Paramaguru v London Borough of Ealing
In the case of Paramaguru v London Borough of Ealing, Mr Justice Supperstone was asked by local landlord Sinnathurai Paramaguru to rule on the judgement made by Ealing Magistrates Court that children up to 18 years of age can be classified as residents under the jurisdiction of Class C4 of the Schedule to the Town and Country Planning (Use Classes Order) 1987, and whether the magistrates had jurisdiction to state a case.
The court also charged Mr Paramaguru with one offence of breaching a planning enforcement notice contrary to section 179(2) of the Town and Country Planning Act 1990 which required him to cease the use of his property as a Class C4 HMO.
Following this ruling by the magistrates’, Mr Paramaguru entered a guilty plea, where the case was subsequently referred to Isleworth Crown Court under section 70 of the proceeds of crime act 2002, where confiscation proceedings and furthering sentencing will be put to consideration, however the hearing has been adjourned pending the outcome of the appeal.
In his judgement, Justice Supperstone ruled that the magistrates were correct in their ruling that children under 18 count as ‘residents’ in these circumstances, agreeing with magistrates concerns of uncertainty, outlined in paragraph 7 of the case: “We strongly believe that Parliament did not intend to create a situation where you could have a property, for example the property we are dealing with, to have six adults and 40 children and still be within the law.
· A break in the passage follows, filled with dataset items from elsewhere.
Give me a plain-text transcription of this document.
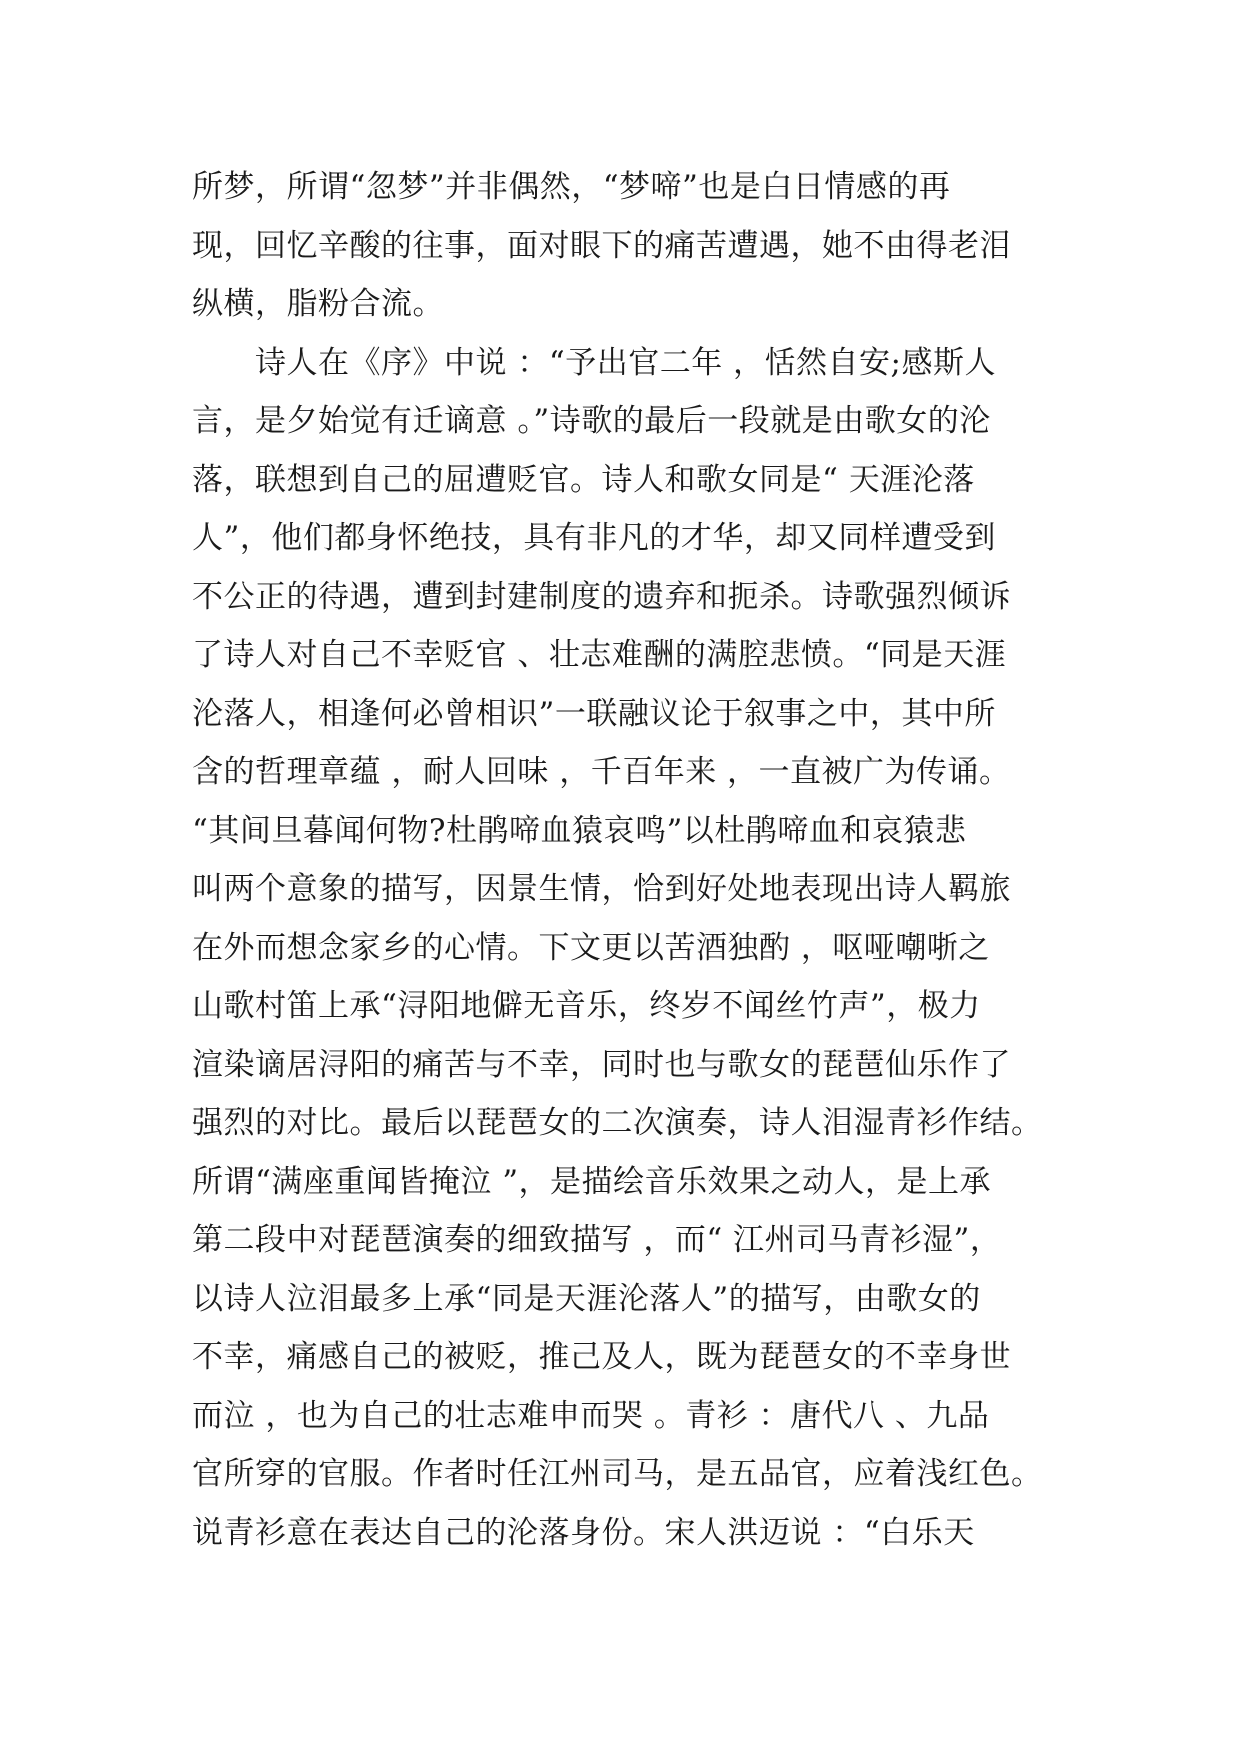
所梦，所谓“忽梦”并非偶然，“梦啼”也是白日情感的再
现，回忆辛酸的往事，面对眼下的痛苦遭遇，她不由得老泪
纵横，脂粉合流。
　　诗人在《序》中说 ：“予出官二年 ，恬然自安;感斯人
言，是夕始觉有迁谪意 。”诗歌的最后一段就是由歌女的沦
落，联想到自己的屈遭贬官。诗人和歌女同是“ 天涯沦落
人”，他们都身怀绝技，具有非凡的才华，却又同样遭受到
不公正的待遇，遭到封建制度的遗弃和扼杀。诗歌强烈倾诉
了诗人对自己不幸贬官 、壮志难酬的满腔悲愤。“同是天涯
沦落人，相逢何必曾相识”一联融议论于叙事之中，其中所
含的哲理章蕴 ，耐人回味 ，千百年来 ，一直被广为传诵。
“其间旦暮闻何物?杜鹃啼血猿哀鸣”以杜鹃啼血和哀猿悲
叫两个意象的描写，因景生情，恰到好处地表现出诗人羁旅
在外而想念家乡的心情。下文更以苦酒独酌 ，呕哑嘲哳之
山歌村笛上承“浔阳地僻无音乐，终岁不闻丝竹声”，极力
渲染谪居浔阳的痛苦与不幸，同时也与歌女的琵琶仙乐作了
强烈的对比。最后以琵琶女的二次演奏，诗人泪湿青衫作结。
所谓“满座重闻皆掩泣 ”，是描绘音乐效果之动人，是上承
第二段中对琵琶演奏的细致描写 ，而“ 江州司马青衫湿”，
以诗人泣泪最多上承“同是天涯沦落人”的描写，由歌女的
不幸，痛感自己的被贬，推己及人，既为琵琶女的不幸身世
而泣 ，也为自己的壮志难申而哭 。青衫 ：唐代八 、九品
官所穿的官服。作者时任江州司马，是五品官，应着浅红色。
说青衫意在表达自己的沦落身份。宋人洪迈说 ：“白乐天
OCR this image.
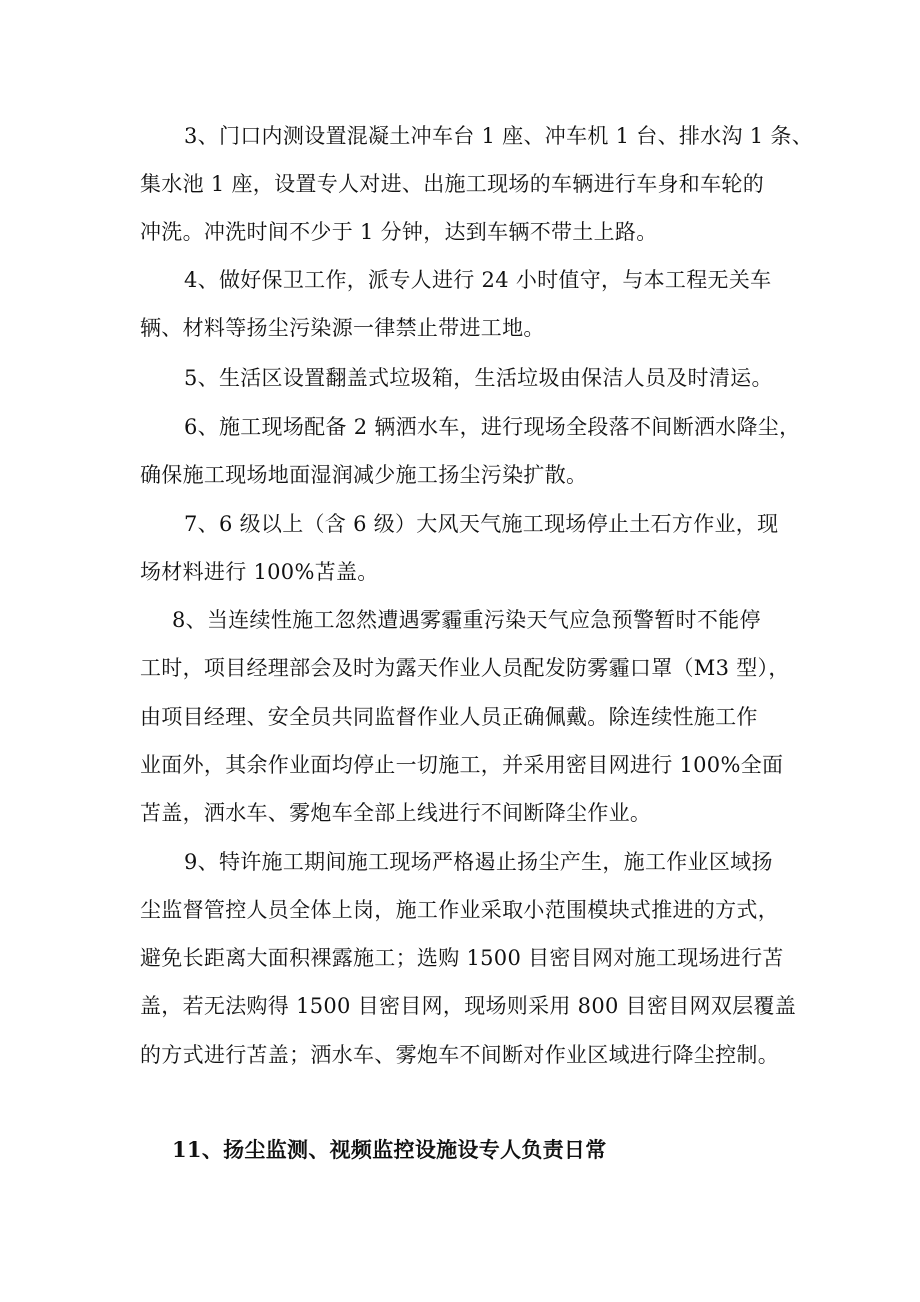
3、门口内测设置混凝土冲车台 1 座、冲车机 1 台、排水沟 1 条、
集水池 1 座，设置专人对进、出施工现场的车辆进行车身和车轮的
冲洗。冲洗时间不少于 1 分钟，达到车辆不带土上路。
4、做好保卫工作，派专人进行 24 小时值守，与本工程无关车
辆、材料等扬尘污染源一律禁止带进工地。
5、生活区设置翻盖式垃圾箱，生活垃圾由保洁人员及时清运。
6、施工现场配备 2 辆洒水车，进行现场全段落不间断洒水降尘，
确保施工现场地面湿润减少施工扬尘污染扩散。
7、6 级以上（含 6 级）大风天气施工现场停止土石方作业，现
场材料进行 100%苫盖。
8、当连续性施工忽然遭遇雾霾重污染天气应急预警暂时不能停
工时，项目经理部会及时为露天作业人员配发防雾霾口罩（M3 型），
由项目经理、安全员共同监督作业人员正确佩戴。除连续性施工作
业面外，其余作业面均停止一切施工，并采用密目网进行 100%全面
苫盖，洒水车、雾炮车全部上线进行不间断降尘作业。
9、特许施工期间施工现场严格遏止扬尘产生，施工作业区域扬
尘监督管控人员全体上岗，施工作业采取小范围模块式推进的方式，
避免长距离大面积裸露施工；选购 1500 目密目网对施工现场进行苫
盖，若无法购得 1500 目密目网，现场则采用 800 目密目网双层覆盖
的方式进行苫盖；洒水车、雾炮车不间断对作业区域进行降尘控制。
11、扬尘监测、视频监控设施设专人负责日常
If we were to find that children do not count that situation would be possible.”
Continuing his ruling, Justice Supperstone argued that a ruling to the contrary position would introduce uncertainty in regards to local authority control of HMO’s, which are “likely to be made more difficult through the introduction of uncertainty… if they have to assess whether children are ‘young’ or ‘very young’.”
Since 2010 in England the introduction of the C4 Planning Use Class for small HMOs has meant that letting a house or flat to two or more households has represented a material change of use – technically requiring planning permission. Fortunately this is covered by general permitted development meaning that no application is required.
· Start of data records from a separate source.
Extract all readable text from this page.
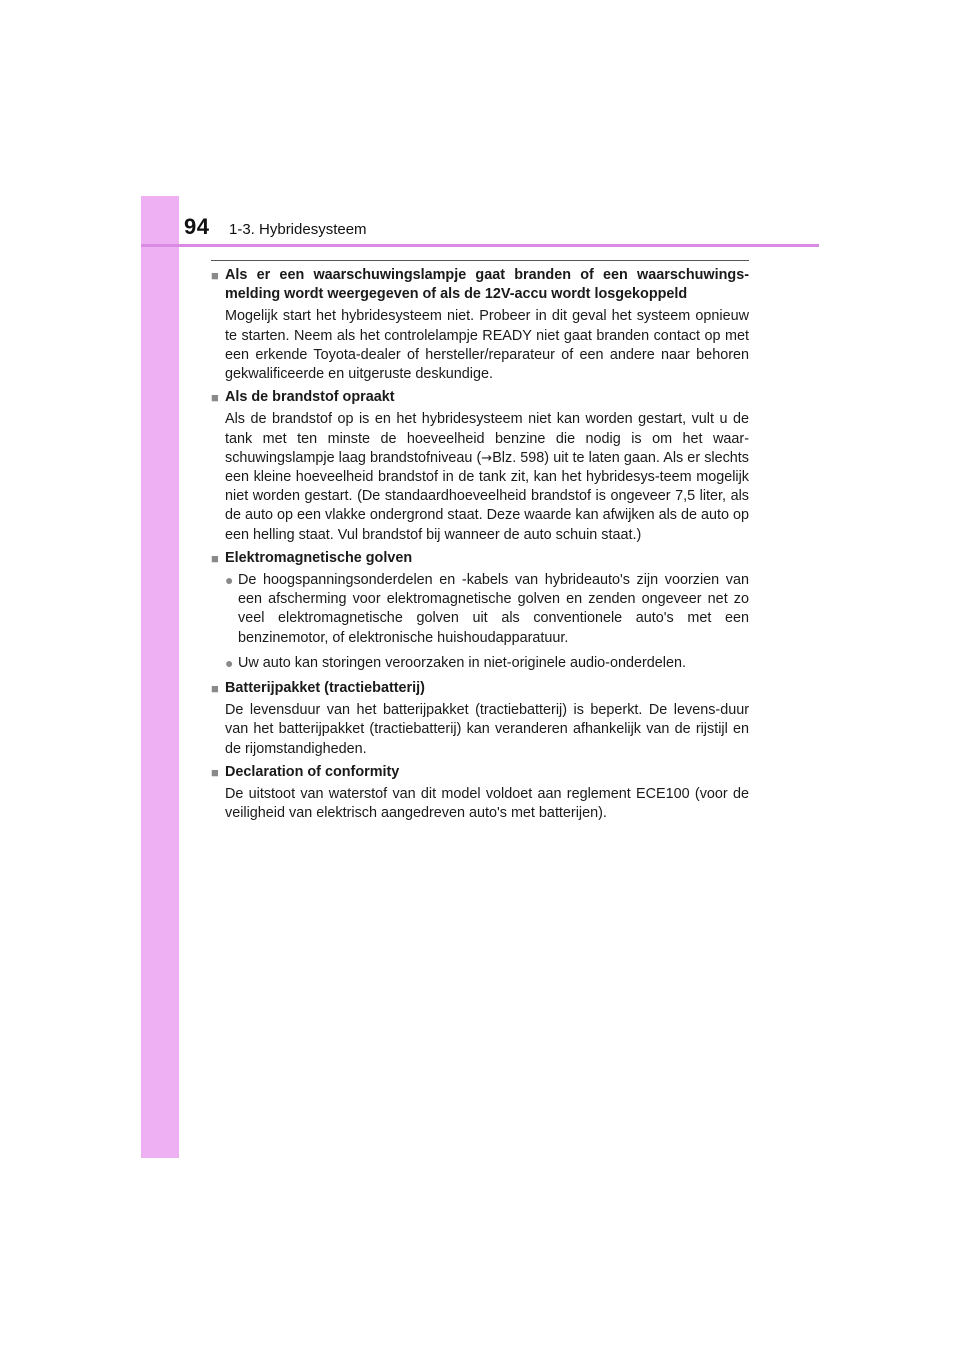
94 1-3. Hybridesysteem
■ Als er een waarschuwingslampje gaat branden of een waarschuwings-melding wordt weergegeven of als de 12V-accu wordt losgekoppeld
Mogelijk start het hybridesysteem niet. Probeer in dit geval het systeem opnieuw te starten. Neem als het controlelampje READY niet gaat branden contact op met een erkende Toyota-dealer of hersteller/reparateur of een andere naar behoren gekwalificeerde en uitgeruste deskundige.
■ Als de brandstof opraakt
Als de brandstof op is en het hybridesysteem niet kan worden gestart, vult u de tank met ten minste de hoeveelheid benzine die nodig is om het waar-schuwingslampje laag brandstofniveau (→Blz. 598) uit te laten gaan. Als er slechts een kleine hoeveelheid brandstof in de tank zit, kan het hybridesys-teem mogelijk niet worden gestart. (De standaardhoeveelheid brandstof is ongeveer 7,5 liter, als de auto op een vlakke ondergrond staat. Deze waarde kan afwijken als de auto op een helling staat. Vul brandstof bij wanneer de auto schuin staat.)
■ Elektromagnetische golven
● De hoogspanningsonderdelen en -kabels van hybrideauto's zijn voorzien van een afscherming voor elektromagnetische golven en zenden ongeveer net zo veel elektromagnetische golven uit als conventionele auto's met een benzinemotor, of elektronische huishoudapparatuur.
● Uw auto kan storingen veroorzaken in niet-originele audio-onderdelen.
■ Batterijpakket (tractiebatterij)
De levensduur van het batterijpakket (tractiebatterij) is beperkt. De levens-duur van het batterijpakket (tractiebatterij) kan veranderen afhankelijk van de rijstijl en de rijomstandigheden.
■ Declaration of conformity
De uitstoot van waterstof van dit model voldoet aan reglement ECE100 (voor de veiligheid van elektrisch aangedreven auto's met batterijen).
However, local authorities can designate an Article 4 Direction removing all permitted development rights, and subsequently require landlords to apply for planning permission before letting to sharers instead of a single household or family.
Applications for planning permission in Article 4 areas had been free, but due to recent changes a landlord may now have to pay a fee (increased to £462.00) for applying for a change of use in an area where permitted development has been withdrawn.
This change encourages local authorities to remove permitted development so they can gather a fee from landlords.
The Government is also strengthening the rules surrounding HMO standards and licensing for children, with Housing Minister Heather Wheeler introducing new measures effective in October that will dictate minimum room sizes, with rooms slept in by children 10 years or younger to be no smaller than 4.64 square metres.